Here is a selection from the Griffin Quarterly.
Articles
Charles Macdonalds' Modernism
- based on a talk given by Wayde Brown of the Nova Scotia Museum at the Charles Macdonald Concrete House Museum in Centreville, NS, on May 27, 2001
Centreville's concrete house and Huntington Point's "gnome cottages" might amuse casual visitors to the Annapolis Valley: more folk art? Yes, but the works of Charles Macdonald (1874-1967) also belong in the canon of modern art and architecture.
Born in Steam Mill, Macdonald left school at 15 and sailed around the world as a ship's carpenter. Returning to Nova Scotia in 1912, he founded Kentville Concrete Products and, using materials at hand, began building his concrete house in 1916. Writing to his future wife, Mabel Misner, Macdonald asked, "Do you think this has the appearance of a house? Most everybody laughs at it."
Macdonald did not plan his projects; Mabel recalled that "he just made it up as he went along." He built his Centreville house, now a museum, with reinforced concrete beams containing 1/4-inch iron rods. The original house only had one storey, and the Macdonalds spent summers on the roof in a pup tent as they built a second floor. To show concrete's versatility, Macdonald built everything in the house using concrete, even the bathtub, and the doghouse.

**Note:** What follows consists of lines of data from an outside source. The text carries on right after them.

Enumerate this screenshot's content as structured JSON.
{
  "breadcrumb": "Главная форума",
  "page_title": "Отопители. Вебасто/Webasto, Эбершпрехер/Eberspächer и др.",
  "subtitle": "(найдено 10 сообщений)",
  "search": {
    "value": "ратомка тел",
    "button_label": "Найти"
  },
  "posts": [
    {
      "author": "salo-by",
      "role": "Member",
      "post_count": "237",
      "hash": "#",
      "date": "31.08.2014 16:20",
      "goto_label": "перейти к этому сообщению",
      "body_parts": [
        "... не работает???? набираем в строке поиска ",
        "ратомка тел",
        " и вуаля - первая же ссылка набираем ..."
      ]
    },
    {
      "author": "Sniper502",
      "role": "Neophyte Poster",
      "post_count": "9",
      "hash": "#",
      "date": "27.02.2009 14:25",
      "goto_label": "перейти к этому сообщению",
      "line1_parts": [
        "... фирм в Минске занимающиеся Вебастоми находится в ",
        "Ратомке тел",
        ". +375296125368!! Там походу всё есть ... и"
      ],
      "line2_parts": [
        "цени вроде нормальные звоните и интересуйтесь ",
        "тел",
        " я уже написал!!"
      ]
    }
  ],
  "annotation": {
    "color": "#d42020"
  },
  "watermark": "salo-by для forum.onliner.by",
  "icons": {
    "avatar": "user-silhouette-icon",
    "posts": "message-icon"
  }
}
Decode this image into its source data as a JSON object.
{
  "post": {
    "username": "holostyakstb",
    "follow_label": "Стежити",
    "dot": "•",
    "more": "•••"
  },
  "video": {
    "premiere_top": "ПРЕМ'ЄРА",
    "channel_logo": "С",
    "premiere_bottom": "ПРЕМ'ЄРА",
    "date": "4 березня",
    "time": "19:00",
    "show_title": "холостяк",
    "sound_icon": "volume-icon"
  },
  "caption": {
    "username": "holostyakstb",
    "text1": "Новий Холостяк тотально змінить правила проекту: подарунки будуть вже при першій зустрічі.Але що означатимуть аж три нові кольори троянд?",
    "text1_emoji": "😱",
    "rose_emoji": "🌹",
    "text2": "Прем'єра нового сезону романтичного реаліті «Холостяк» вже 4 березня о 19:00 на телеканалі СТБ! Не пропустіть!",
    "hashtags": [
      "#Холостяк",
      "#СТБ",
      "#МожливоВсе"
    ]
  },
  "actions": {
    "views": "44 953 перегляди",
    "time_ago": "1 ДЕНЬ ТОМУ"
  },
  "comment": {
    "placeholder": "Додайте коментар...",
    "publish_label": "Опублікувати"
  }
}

At Huntington Point on the Fundy shore, Macdonald built five concrete cottages distinguished by plastic, curvy forms, bright colours, and the incorporation of local beachstones. In a 1941 article, the Christian Science Monitor exclaimed, "Snow White and her seven dwarfs might have lived [there]." Macdonald's socialist politics led him to build cottages when his factory had no orders during the Depression just to give his workers jobs. His radicalism helps to explain his devotion to a new, modern material which, he hoped, would allow every family to build its own inexpensive house. Concrete was a revolutionary statement of individualism.
In 1916, concrete was largely used to build boxy, traditional structures. Few explored its 'plasticity' or sculptural potential. In Barcelona, Antonio Gaudì's buildings look plastic and made of concrete, but are stone - a material Gaudì and local workers knew better. As with Macdonald's buildings, colour, wit and detail characterize such Gaudì constructions as Colonia Güell. In Potsdam, Germany, Erich Mendelsohn built the plastic, fluid Einstein Tower in 1920. Mendelsohn wanted to build with reinforced concrete but was unable to master the unfamiliar material. He built his tower with bricks, then parged them with concrete. Self-taught, the unknown Macdonald accomplished what internationally renowned architects could not.
The dean of modernists, Le Corbusier, wanted architecture "free from all constraints, pure invention of the mind" because the world needed "plastic" art. Another modernist tenet was "truth in materials": concrete, then, should be used in ways appropriate to its own properties rather than mimicking other materials. Macdonald built spontaneous, plastic buildings and used concrete on its own terms. Furthermore, modernists like Bofill sometimes incorporated vernacular elements into avant-garde buildings, as Macdonald did. Macdonald's buildings fascinate because they were part of both Maritime folk tradition and nascent international modernism.